The Pattern Holds (Covid-19 News Issue 7)
THE PATTERN HOLDS (SO FAR)
On Saturday, April 4, the Ontario Ministry of Health’s integrated Public Health Information System (iPHIS) was updated from 2,794 confirmed COVID19 cases with 52 fatalities (recorded April 3) to 3,631 confirmed cases with 94 fatalities. The age distribution pattern reported in our COVID-19 News yesterday has not changed.
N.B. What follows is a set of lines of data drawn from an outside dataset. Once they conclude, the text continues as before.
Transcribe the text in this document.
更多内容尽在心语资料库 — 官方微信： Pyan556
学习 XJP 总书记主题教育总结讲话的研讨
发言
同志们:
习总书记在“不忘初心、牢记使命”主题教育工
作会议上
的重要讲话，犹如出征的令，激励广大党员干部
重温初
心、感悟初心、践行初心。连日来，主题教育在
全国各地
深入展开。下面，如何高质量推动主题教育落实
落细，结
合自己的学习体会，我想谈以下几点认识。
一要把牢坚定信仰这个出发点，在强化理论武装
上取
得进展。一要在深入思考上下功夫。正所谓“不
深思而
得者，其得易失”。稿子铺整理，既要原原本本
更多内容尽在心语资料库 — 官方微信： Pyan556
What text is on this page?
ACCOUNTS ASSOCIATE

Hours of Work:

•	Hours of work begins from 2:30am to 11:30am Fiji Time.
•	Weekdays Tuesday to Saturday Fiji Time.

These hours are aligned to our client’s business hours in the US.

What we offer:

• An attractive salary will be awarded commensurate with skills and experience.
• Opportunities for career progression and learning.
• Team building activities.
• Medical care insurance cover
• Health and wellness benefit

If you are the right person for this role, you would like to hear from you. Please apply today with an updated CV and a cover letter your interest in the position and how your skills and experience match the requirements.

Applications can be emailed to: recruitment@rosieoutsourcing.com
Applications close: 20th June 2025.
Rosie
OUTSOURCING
Even with this significant increase in reporting data, still no one under the age of 40 in Ontario has died of COVID19. 82.9 percent of fatalities are still among persons over 70 years of age, and still over half of total fatalities are among persons 80 years of age or older. There are still many unresolved cases, and the numbers might change, but there has been time for a pattern to emerge, and so far, this pattern indicates that COVID19 in Ontario is overwhelmingly, almost exclusively, a serious threat to the elderly and the infirm and not the young. The young, so far, are vectors of the disease and not its victims; they may fall seriously ill, but in almost all cases (so far) they will recover, and many of the young people who contract COVID19 will not even fall ill, or if they do, only mildly. In Ontario, at least, if not in Canada, COVID19 is an affliction of the old and the infirm. Again, this may change, but so far, this is what we see.
The distinguished historian Frank M. Snowden, author of Epidemics and Society: From the Black Death to the Present (2019), a book recommended by the World Health Organization for understanding the current crisis, spoke today on Michael Enright’s CBC Sunday Morning. He observed that epidemics and pandemics reflect the societies in which they occur. The earlier scourges of typhus and cholera were diseases of urban concentration and insufficient sanitation and reflected the early conditions of mass population increase and industrialization of the transitional 18th and 19th centuries. Our current pandemic, Snowden noted, is a disease of globalization resulting from massively increased human movement facilitated by transportation technologies and a simultaneous breakdown of human/animal barriers due to the erosion of animal habitat. He might have added, but did not, that the disproportionate impact of this current pandemic on the elderly reflects a society that has significantly extended lifespan without always securing foundational health as well. Never have so many old and unwell people lived so long as is the case now in what we call the developed world. Not only that, but many of these vulnerable older people are concentrated now in nursing homes, condominiums, cruise ships, and vacation venues. Many people in Canada their 70s, 80s and 90s who contract this illness will die of it; very few in their 20s and 30s will even notice it if they do, and if they do, they will not die of it. At least so far!
This pattern may be very different in other parts of the world, and it might change here, but for now, COVID19 is a plague of our time, an illness rampant in a society containing concentrated populations of the elderly and unwell. This was almost exactly the opposite in the Spanish Influenza which disproportionately killed the young, many of them soldiers weakened by malnutrition and the rigors of war. The old were not the favored target of that flu virus, but ‘old’ is a relative term since the average life expectancy back then was something like 45 years. Nothing like our current number of older people of advanced age has ever existed before in the history of the human species, and COVID19 is a massive killer in Ontario because of it. Otherwise, in Ontario, at least, it would probably just be another vicious flu, coming and going with the seasons. Viruses want to thrive and spread, and they will not do that if they kill their host. It is an adaptive advantage for a virus to be less than lethal. COVID19 is exploiting a weakness in our society, but it may be destroying itself in the process.